Now what is a good performance? If I missed notes at every turn and received that compliment from another working musician, I'd still have to have some satisfaction!
But well, this recital too was not recorded. It is a good memory, and honestly it is the story of most recitals in history - you have to be in the room. There were a good number of people in the room, friends of the performers, members of the orchestra, folks from the community...but it stood out that at this school where I've worked as an accompanist (they give me so much beyond the including collaboration), not a single student showed up to the recital - this is a common thing with these types of recitals which are not generally listed on the calenders. This time it embarrassed the man who directs the Choral Union and Master Chorale, which I play for, and the community orchestra that I've played with. He asked me to play the Dante at the start of the Tuesday morning Choral Union rehearsal, in order to, "...Give the students a chance to see what they've been missing and to hear who you really are." I happily agreed. This, uploaded below, is that performance. I was introduced, quickly turned on my voice recorder and set it on a seat in the audience, said a few words about Liszt, and then put them in the fire. While such a large sound could not be contained by the feeble recorder, the performance *is* there, and I really do enjoy the performance, warts and all. In cleaning up the sound, I tried something called "low pass filter" on Audacity, and for this it actually made it sound better than I would have expected - I don't know how this will sound on your speakers.

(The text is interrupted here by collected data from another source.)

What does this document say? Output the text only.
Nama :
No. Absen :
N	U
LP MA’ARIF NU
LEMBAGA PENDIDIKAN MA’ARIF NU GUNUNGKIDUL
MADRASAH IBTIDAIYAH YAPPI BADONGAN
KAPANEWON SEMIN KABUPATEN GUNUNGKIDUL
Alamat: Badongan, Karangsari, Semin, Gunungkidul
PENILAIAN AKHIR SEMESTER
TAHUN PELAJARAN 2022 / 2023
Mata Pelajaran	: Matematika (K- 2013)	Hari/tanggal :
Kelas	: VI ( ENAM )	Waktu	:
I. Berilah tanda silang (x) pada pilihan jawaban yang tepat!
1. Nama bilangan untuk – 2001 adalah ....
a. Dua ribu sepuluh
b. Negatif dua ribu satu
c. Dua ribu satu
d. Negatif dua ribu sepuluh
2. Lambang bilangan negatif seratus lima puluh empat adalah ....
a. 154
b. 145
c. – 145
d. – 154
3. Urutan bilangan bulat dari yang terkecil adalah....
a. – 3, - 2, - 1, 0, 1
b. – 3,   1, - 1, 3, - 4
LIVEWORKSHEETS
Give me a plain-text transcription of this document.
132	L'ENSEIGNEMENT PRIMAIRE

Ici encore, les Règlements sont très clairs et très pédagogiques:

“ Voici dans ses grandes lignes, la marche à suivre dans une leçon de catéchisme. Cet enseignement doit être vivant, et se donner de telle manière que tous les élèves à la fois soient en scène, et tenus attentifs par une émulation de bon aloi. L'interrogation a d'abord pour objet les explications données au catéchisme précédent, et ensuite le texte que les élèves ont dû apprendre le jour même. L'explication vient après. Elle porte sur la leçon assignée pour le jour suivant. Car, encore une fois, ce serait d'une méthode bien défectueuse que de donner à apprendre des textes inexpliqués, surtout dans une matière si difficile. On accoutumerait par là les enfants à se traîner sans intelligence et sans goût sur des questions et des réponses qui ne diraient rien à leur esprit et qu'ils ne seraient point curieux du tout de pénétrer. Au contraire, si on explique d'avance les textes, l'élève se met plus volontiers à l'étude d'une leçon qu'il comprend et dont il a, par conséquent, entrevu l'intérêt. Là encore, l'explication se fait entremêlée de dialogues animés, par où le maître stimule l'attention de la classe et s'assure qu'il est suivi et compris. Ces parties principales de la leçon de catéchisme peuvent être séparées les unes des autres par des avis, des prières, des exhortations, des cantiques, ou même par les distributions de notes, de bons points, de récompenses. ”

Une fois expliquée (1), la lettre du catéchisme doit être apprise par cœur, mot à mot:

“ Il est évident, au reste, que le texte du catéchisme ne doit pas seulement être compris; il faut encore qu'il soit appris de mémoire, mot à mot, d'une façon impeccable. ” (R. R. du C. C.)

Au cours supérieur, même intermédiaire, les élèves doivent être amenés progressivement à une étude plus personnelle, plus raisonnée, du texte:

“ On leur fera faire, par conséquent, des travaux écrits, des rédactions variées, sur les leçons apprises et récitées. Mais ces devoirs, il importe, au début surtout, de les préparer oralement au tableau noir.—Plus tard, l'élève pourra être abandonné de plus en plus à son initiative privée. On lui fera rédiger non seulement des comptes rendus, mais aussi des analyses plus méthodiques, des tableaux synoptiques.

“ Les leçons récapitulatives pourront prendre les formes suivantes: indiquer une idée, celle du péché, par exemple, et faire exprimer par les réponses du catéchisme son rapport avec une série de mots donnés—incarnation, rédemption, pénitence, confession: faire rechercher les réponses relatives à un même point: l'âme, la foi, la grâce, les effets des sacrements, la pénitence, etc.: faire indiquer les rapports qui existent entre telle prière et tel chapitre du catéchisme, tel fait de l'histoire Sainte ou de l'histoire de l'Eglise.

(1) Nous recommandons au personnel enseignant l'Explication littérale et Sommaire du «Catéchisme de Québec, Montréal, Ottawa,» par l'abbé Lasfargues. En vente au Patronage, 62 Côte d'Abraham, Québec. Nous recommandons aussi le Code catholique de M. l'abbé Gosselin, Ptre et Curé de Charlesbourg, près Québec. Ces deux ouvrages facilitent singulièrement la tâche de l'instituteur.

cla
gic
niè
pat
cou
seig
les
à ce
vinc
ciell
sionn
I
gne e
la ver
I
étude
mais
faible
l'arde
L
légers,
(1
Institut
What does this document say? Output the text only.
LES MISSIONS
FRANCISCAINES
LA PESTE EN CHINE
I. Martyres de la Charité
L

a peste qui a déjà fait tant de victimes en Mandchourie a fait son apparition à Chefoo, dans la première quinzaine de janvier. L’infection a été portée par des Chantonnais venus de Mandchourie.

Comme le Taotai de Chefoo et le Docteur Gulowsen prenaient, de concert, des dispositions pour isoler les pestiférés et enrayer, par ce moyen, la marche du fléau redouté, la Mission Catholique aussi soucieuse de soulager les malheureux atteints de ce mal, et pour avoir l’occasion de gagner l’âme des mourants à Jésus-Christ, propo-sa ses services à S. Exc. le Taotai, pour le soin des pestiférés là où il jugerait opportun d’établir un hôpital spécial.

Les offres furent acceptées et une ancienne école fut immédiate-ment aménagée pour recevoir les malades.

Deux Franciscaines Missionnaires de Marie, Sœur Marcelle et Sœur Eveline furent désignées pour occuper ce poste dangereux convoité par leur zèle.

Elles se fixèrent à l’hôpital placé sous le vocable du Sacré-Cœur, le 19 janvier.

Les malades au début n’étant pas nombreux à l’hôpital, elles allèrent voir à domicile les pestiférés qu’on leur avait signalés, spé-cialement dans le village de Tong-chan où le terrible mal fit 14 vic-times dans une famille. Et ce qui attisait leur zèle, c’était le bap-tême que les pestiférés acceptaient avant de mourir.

I like to keep memories of these little events alive, and it helps me to write about them and to share. What I remember after sitting down on the bench is akin to being lost in another realm. Blocked out was anything outside of the circle of the piano and the sounds produced...fire could have been coming down all the walls and I'd not have noticed it. I was into it, and at times probably *too* absorbed in it...but when I lifted my eyes at the end at that burst of applause I saw what I did not know and had not expected. Not only were all these students out there doing what students do, but the doors to the auditorium were wide open and the entire faculty was standing in the back with the secretary and some adjuncts and staff and others piling out of the room and applauding enthusiastically! That's a cool, rare moment to awake to and to hold on too.
Ah well...Après une Lecture de Dante: Fantasia quasi Sonata. What do you think?